PKI
A public key infrastructure (PKI) is a set of roles, policies, hardware, software, and procedures to create, manage, distribute, use, store and revoke digital certificates and public-key encryption. The purpose of a PKI is to facilitate the secure electronic transfer of information for a range of network activities such as e-commerce, internet banking, and confidential email. It is required for activities where simple passwords are an inadequate authentication method, and the more rigorous proof is required to confirm the identity of the parties involved in the communication and to validate the information being transferred.
Components of PKI
- Digital certificates: digital “identities” issued by trusted third parties, that identify users and machines.

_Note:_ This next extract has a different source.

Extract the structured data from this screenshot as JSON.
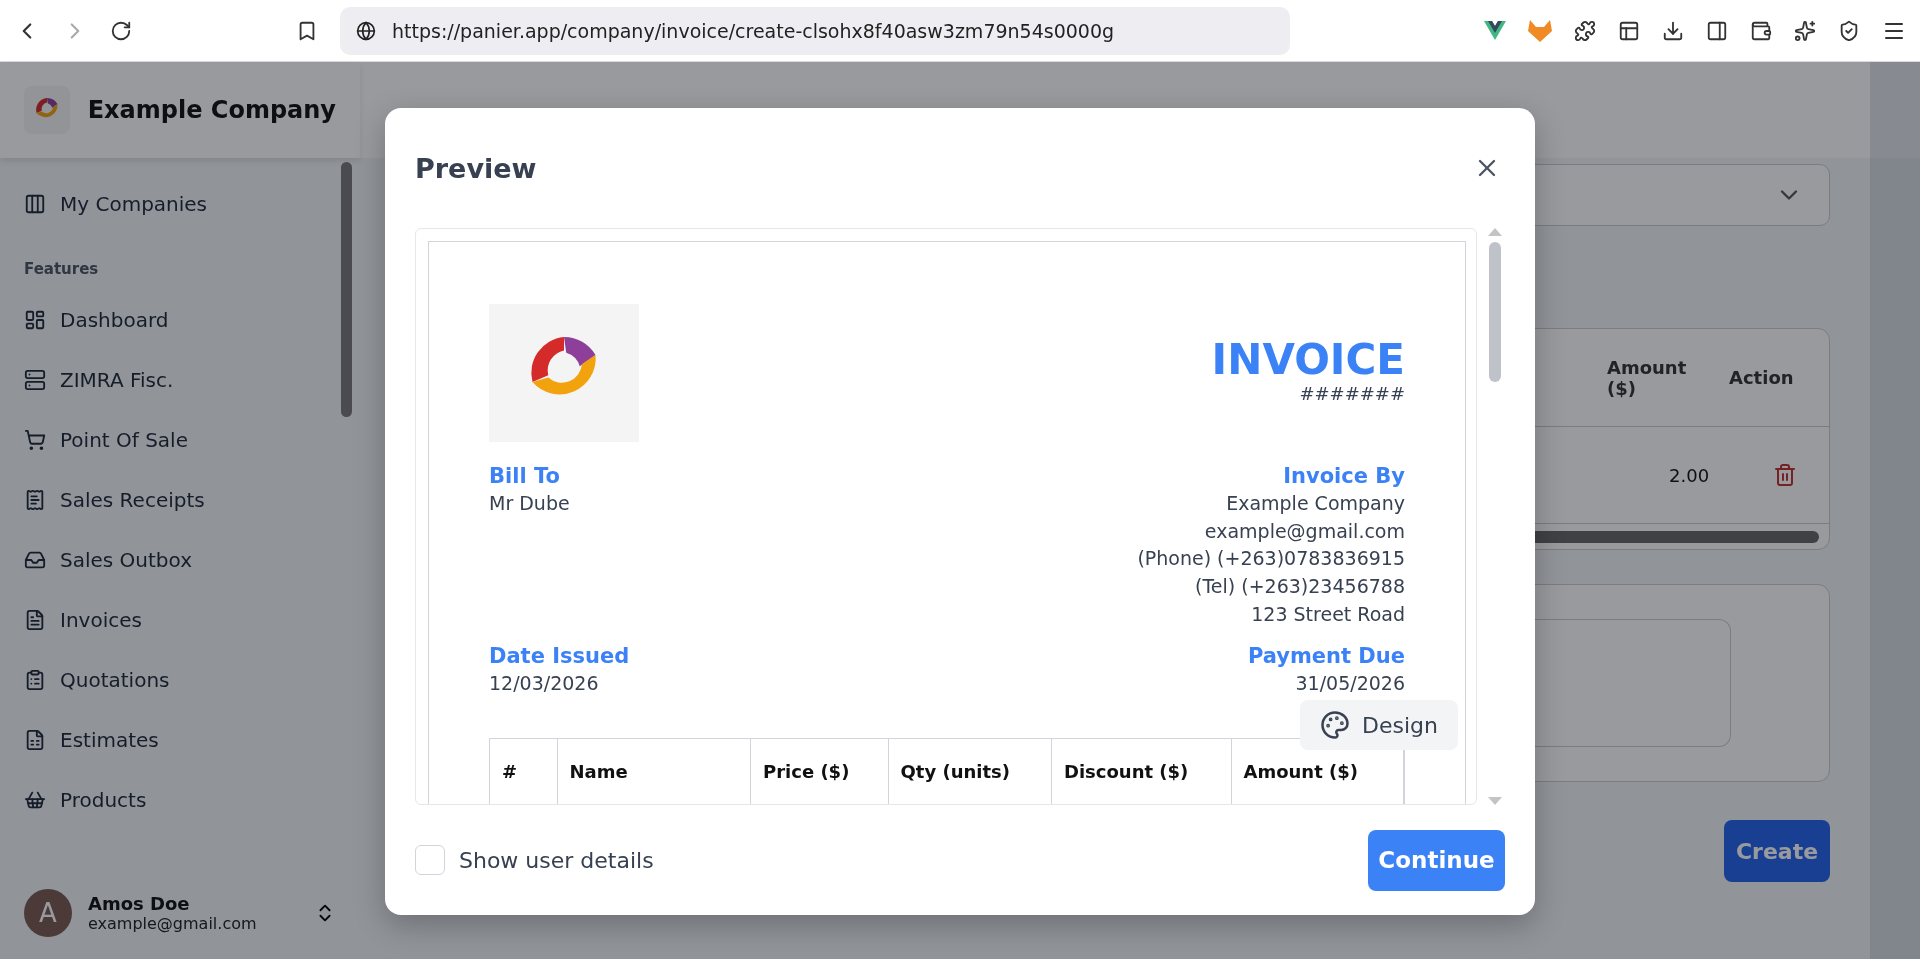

They may be securely stored in wallets or in directories.
- Public and private keys: form the basis of a PKI for secure communications, based on a secret private key and a mathematically related public key
- Secure sockets layer (SSL): An Internet-standard secure protocol
- Certificate Authority (CA): acts as a trusted, independent provider of digital certificates
What is PKI used for?
- Providing a recovery key for an encrypted hard drive
- Securing internal communications with database servers
- Signing documents
- Securing local networks: PKI capacities are built into Microsoft’s Active Directory, for instance, and can work with physical keycards that store digital certificates to ensure that users are who they say they are.
- Secure messaging: the Signal protocol uses PKI, for instance
- Email Encryption
- Securing access to internet of things (IoT) devices
Advantages of the PKI Approach
- PKI is a standards-based technology.
- It allows the choice of trust provider.
- It is highly scalable. Users maintain their own certificates, and certificate authentication only involves the data exchange between the client and server. This means that no third-party authentication server needs to be online. There is, thus, no limit to the number of users who can be supported using PKI.
- PKI allows delegated trust. A user who has obtained a certificate from a recognized and trusted certificate authority can authenticate himself to a server the first time he connects to that server without having previously been registered with the system.
- Although PKI is not notably a single sign-on service, it can be implemented in such a way as to enable single sign-on.